Italian tradition meets Japanese ingenuity
It took a while to find the place, mainly due to the fact that it is down an alley. Best advice is to look for the Domino’s and then walk past it, then make a left when the road ends. We arrived on a very busy Saturday night and were told it was going to be a 30 minute wait for a table but were free to sit at the bar. I suggest anyone eating here to sit at the bar to watch the awesomeness happen.
All the pizza’s are made by the man in the red rimmed glasses. And he is very good at what he does.
The menu is quite extensive with appetizers, soups, salads, one-dish meals and of course pizza. With over 14 different pizzas, it was hard to choose. Luckily, Pizza 4P’s offers combination pizzas by offering half orders on each pie. This time, we ordered a full margherita and a half salmon sashimi/quattro flowers pies.
From the first minute of watching from the bar, I was completely enthralled by the quick work by Chef Yoshikawa and his crew making the pies. The speed at which pizzas were getting placed in the wood-fired oven was astounding after seeing some of the complex affairs that were being assembled. I asked the chef’s assistants to let me know when he was going to start our pizzas so I could document the process. So after a half hour of beers, conversation with our fellow bar mates and a fantastic caprese cocktail appetizer, the assistant indicated that ours was next.
Once the dough gets rolled out, the toppings get piled on. I love a place that doesn’t shred their mozzarella and seeing Chef Yoshikawa grabbing whole chunks of cheesy goodness made me extremely happy.
Once all the ingredients are on the pie, it gets moved to a waiting pizza peel for baking. .
Once Thuy, the pizza baker gets a hold of the pizza, it is placed inside the oven for about a minute, then it is slowly rotated and constantly checked for the prerequisite char marks to appear. When she decides the pizza is done, it is placed on an awaiting dish to be garnished. It only took 2:27 from the time Thuy put the margharita pizza in the oven to the time the plate was placed in front of us.

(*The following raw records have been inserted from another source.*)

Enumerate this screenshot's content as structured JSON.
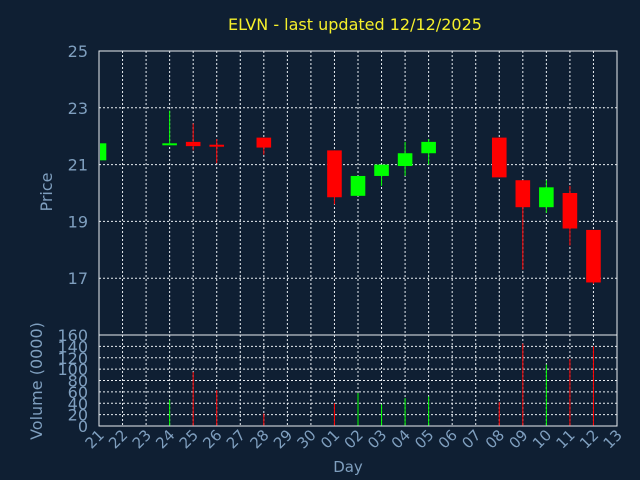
{
  "chart_data": {
    "type": "candlestick",
    "title": "ELVN - last updated 12/12/2025",
    "price_panel": {
      "ylabel": "Price",
      "ylim": [
        15.0,
        25.0
      ],
      "yticks": [
        17,
        19,
        21,
        23,
        25
      ],
      "grid": true
    },
    "volume_panel": {
      "ylabel": "Volume (0000)",
      "ylim": [
        0,
        160
      ],
      "yticks": [
        0,
        20,
        40,
        60,
        80,
        100,
        120,
        140,
        160
      ],
      "grid": true
    },
    "xlabel": "Day",
    "xticks": [
      "21",
      "22",
      "23",
      "24",
      "25",
      "26",
      "27",
      "28",
      "29",
      "30",
      "01",
      "02",
      "03",
      "04",
      "05",
      "06",
      "07",
      "08",
      "09",
      "10",
      "11",
      "12",
      "13"
    ],
    "up_color": "#00ff00",
    "down_color": "#ff0000",
    "candles": [
      {
        "day": "21",
        "open": 21.15,
        "close": 21.75,
        "high": 21.75,
        "low": 21.15,
        "volume": 0
      },
      {
        "day": "24",
        "open": 21.7,
        "close": 21.75,
        "high": 22.9,
        "low": 21.7,
        "volume": 46
      },
      {
        "day": "25",
        "open": 21.8,
        "close": 21.65,
        "high": 22.45,
        "low": 21.5,
        "volume": 95
      },
      {
        "day": "26",
        "open": 21.7,
        "close": 21.68,
        "high": 21.9,
        "low": 21.05,
        "volume": 63
      },
      {
        "day": "28",
        "open": 21.95,
        "close": 21.6,
        "high": 21.95,
        "low": 21.35,
        "volume": 22
      },
      {
        "day": "01",
        "open": 21.5,
        "close": 19.85,
        "high": 21.5,
        "low": 19.6,
        "volume": 40
      },
      {
        "day": "02",
        "open": 19.9,
        "close": 20.6,
        "high": 20.6,
        "low": 19.9,
        "volume": 58
      },
      {
        "day": "03",
        "open": 20.6,
        "close": 21.0,
        "high": 21.0,
        "low": 20.25,
        "volume": 38
      },
      {
        "day": "04",
        "open": 20.95,
        "close": 21.4,
        "high": 21.8,
        "low": 20.6,
        "volume": 49
      },
      {
        "day": "05",
        "open": 21.4,
        "close": 21.8,
        "high": 21.9,
        "low": 21.0,
        "volume": 52
      },
      {
        "day": "08",
        "open": 21.95,
        "close": 20.55,
        "high": 21.95,
        "low": 20.55,
        "volume": 42
      },
      {
        "day": "09",
        "open": 20.45,
        "close": 19.5,
        "high": 20.45,
        "low": 17.3,
        "volume": 145
      },
      {
        "day": "10",
        "open": 19.5,
        "close": 20.2,
        "high": 20.45,
        "low": 19.3,
        "volume": 108
      },
      {
        "day": "11",
        "open": 20.0,
        "close": 18.75,
        "high": 20.25,
        "low": 18.15,
        "volume": 118
      },
      {
        "day": "12",
        "open": 18.7,
        "close": 16.85,
        "high": 18.7,
        "low": 16.8,
        "volume": 140
      }
    ]
  }
}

A simple tomato sauce, fresh mozzarella and basil finished off with some extra-virgin olive oil is all that is on this margherita pizza. My wife commented that the tomato sauce was the best she had ever had on a pizza. Sometimes simple is all you need.

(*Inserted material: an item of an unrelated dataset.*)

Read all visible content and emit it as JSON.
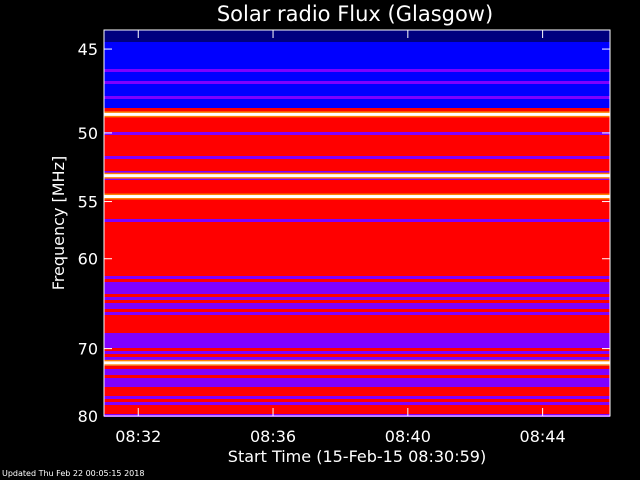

The other pie that came out was the complete opposite of simple but the crew still managed to get it out to us at 3:47. The Quattro Flowers pizza had pumpkin, leek, telosma cordata, sesbania, grandiflora and daylily flowers accompanied on a sweet mozzarella cheese mayo and parmesan cheese. The medley of flora in the Quattro Flowers brought a fresh, crisp texture to the pizza and would have made it a light meal if it wasn’t for the other side of my plate.

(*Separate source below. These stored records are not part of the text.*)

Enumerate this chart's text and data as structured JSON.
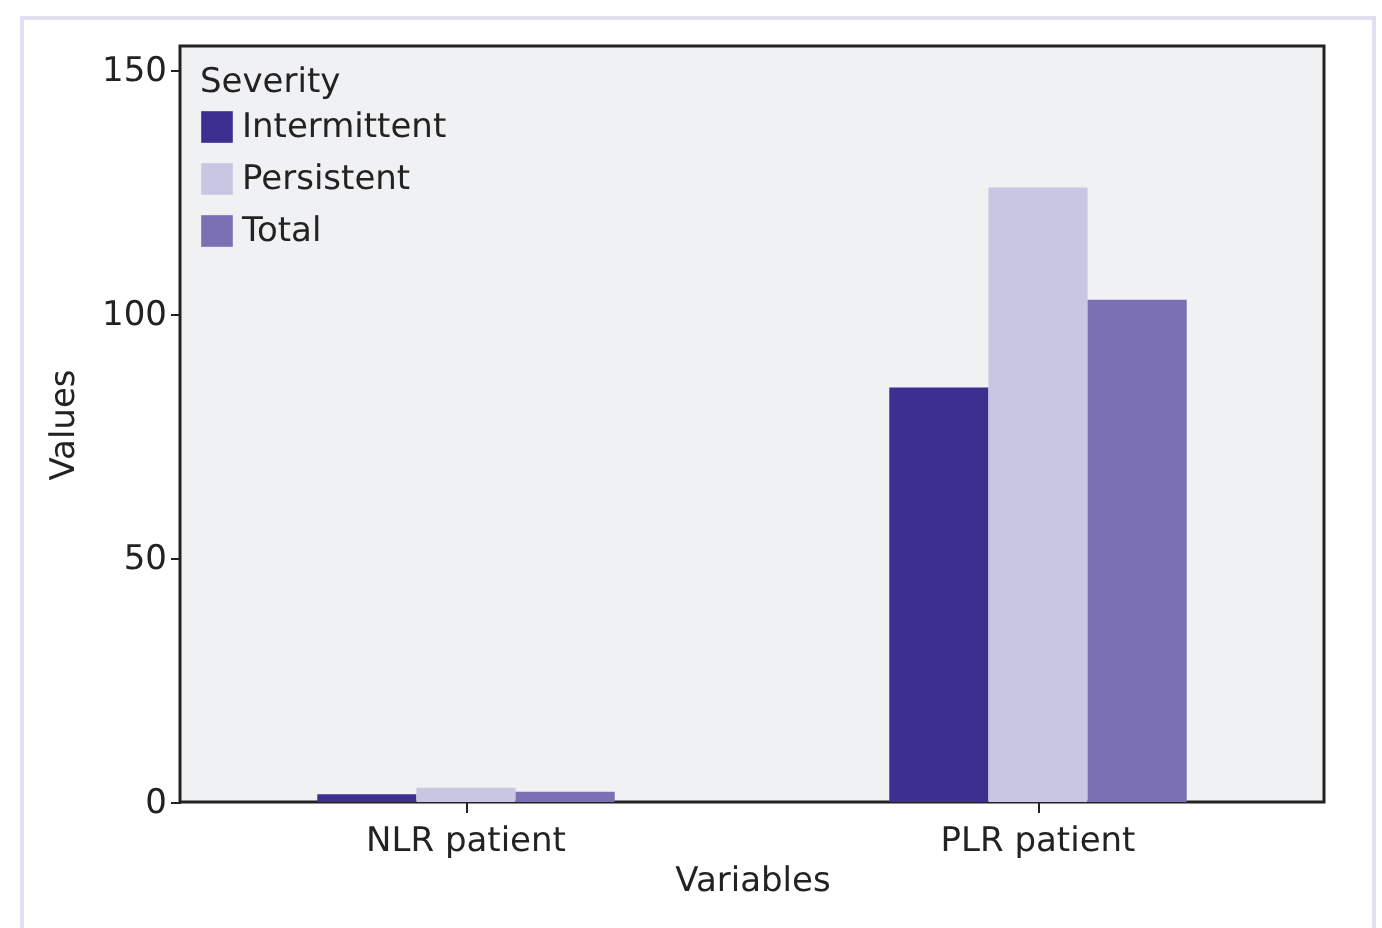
{
  "chart_data": {
    "type": "bar",
    "xlabel": "Variables",
    "ylabel": "Values",
    "legend_title": "Severity",
    "categories": [
      "NLR patient",
      "PLR patient"
    ],
    "series": [
      {
        "name": "Intermittent",
        "color": "#3b2f8f",
        "values": [
          1.6,
          85
        ]
      },
      {
        "name": "Persistent",
        "color": "#c8c6e2",
        "values": [
          2.9,
          126
        ]
      },
      {
        "name": "Total",
        "color": "#7b70b4",
        "values": [
          2.1,
          103
        ]
      }
    ],
    "ylim": [
      0,
      155
    ],
    "yticks": [
      0,
      50,
      100,
      150
    ],
    "grid": false,
    "legend": "top left"
  }
}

The other half was the Salmon Sashimi which had house-made ricotta, capers, onions and parmesan cheese cooked onto the pizza. It was finished off with some raw salmon and fresh dill on the side. The Salmon Sashimi side of the pizza was a playful Japanese spin on traditional italian ingredients by adding the raw salmon and dill.
As we were leaving, I had a chance to chat with the owner, Yosuke Masuko about his restaurant. Chef Yoshikawa and him have been friends for over 20 years and actually built a wood fired a few years ago in his garden. When I asked about the quality and care they took in each pie that came out, the former venture capitalist cum restauranteur simply replied, “I really like pizza”.
8/15 Le Thanh Ton Street
Ho Chi Minh City, Vietnam
We came back 2 more times and tried the Okonomiyaki, Chicken Teriyaki, Quattro Fromaggio, Proscuitto and the Salmon Miso pizzas. All were great and we will definitely come back when we are back in Ho Chi Minh City!